Sosthenes Sohtun (born 1975) is an Indian politician from Meghalaya. He has served as minister of the Secretariat Administration Department since 16 September 2025. He is a member of the Meghalaya Legislative Assembly from the Jirang Assembly constituency, which is reserved for Scheduled Tribes, in Ri Bhoi district. He was elected in the 2018 and 2023 Meghalaya Legislative Assembly elections, representing the National People's Party.

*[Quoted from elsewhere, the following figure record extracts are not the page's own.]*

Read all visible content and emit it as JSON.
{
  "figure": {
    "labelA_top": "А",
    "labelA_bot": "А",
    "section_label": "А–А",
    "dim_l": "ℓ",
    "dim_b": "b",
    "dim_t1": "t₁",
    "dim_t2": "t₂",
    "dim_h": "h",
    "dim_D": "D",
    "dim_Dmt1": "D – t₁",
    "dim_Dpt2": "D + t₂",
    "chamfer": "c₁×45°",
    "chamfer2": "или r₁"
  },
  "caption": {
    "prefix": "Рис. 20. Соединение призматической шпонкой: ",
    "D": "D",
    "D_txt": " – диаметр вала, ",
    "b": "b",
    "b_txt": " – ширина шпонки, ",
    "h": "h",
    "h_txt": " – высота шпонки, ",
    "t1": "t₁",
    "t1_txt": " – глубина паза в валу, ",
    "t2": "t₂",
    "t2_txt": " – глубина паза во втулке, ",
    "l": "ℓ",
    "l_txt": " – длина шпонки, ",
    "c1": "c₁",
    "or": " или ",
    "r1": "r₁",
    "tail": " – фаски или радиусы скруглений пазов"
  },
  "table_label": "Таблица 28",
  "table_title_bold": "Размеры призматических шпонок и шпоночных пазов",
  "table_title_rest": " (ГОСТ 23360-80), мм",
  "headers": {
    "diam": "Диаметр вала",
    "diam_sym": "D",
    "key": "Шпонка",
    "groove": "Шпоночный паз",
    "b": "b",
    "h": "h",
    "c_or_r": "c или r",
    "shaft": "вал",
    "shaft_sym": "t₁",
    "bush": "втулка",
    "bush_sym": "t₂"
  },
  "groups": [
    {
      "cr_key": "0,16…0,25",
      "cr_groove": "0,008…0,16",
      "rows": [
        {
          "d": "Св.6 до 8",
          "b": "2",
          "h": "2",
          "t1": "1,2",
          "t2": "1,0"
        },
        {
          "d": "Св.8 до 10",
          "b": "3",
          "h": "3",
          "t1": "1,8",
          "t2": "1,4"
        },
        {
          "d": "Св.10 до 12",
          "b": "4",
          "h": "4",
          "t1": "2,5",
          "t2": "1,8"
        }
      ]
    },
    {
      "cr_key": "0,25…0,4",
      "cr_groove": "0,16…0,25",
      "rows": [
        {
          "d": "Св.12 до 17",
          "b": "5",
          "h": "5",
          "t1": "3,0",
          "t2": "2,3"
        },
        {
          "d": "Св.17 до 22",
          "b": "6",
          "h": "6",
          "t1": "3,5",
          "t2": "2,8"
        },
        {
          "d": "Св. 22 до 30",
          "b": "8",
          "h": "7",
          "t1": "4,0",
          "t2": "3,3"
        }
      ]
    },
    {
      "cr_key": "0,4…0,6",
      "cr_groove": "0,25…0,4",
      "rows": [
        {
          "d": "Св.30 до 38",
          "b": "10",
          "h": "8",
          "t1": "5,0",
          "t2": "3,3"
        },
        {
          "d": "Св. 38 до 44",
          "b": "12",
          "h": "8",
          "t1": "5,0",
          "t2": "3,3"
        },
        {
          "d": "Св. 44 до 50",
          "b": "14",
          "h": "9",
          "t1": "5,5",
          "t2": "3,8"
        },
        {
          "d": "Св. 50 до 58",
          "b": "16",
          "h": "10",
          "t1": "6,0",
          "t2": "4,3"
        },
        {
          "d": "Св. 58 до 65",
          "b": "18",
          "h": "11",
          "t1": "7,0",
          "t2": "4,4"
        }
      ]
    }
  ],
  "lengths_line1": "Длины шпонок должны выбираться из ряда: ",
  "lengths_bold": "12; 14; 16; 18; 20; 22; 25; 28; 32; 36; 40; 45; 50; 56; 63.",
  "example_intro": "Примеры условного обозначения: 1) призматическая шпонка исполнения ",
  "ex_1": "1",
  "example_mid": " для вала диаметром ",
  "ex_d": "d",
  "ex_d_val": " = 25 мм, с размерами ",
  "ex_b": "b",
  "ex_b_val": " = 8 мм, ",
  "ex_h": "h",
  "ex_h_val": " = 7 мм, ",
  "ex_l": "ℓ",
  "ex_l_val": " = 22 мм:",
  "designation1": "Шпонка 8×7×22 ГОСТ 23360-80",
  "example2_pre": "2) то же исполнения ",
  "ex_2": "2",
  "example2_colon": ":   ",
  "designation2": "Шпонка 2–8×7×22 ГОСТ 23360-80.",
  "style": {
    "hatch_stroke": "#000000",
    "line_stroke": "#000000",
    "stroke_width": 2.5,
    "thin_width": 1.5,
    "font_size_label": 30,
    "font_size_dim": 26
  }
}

== Early life and education ==
Sohtun is from Jirang, Ri Bhoi district, Meghalaya. He is the son of the late P. Warjri. He passed the pre-university course in arts at St. Anthony’s College, which is affiliated with North-Eastern Hill University.

== Career ==
Sohtun was elected from the Jirang Assembly constituency representing National People's Party in the 2023 Meghalaya Legislative Assembly election. He polled 12,690 votes and defeated his nearest rival, Adrian Lambert Mylleim of the Indian National Congress, by a margin of 1,623 votes. He first became an MLA winning the 2018 Meghalaya Legislative Assembly election representing the NPP from Jirang, defeating his nearest rival, Witness Day Sancley of the Indian National Congress, by a margin of 220 votes.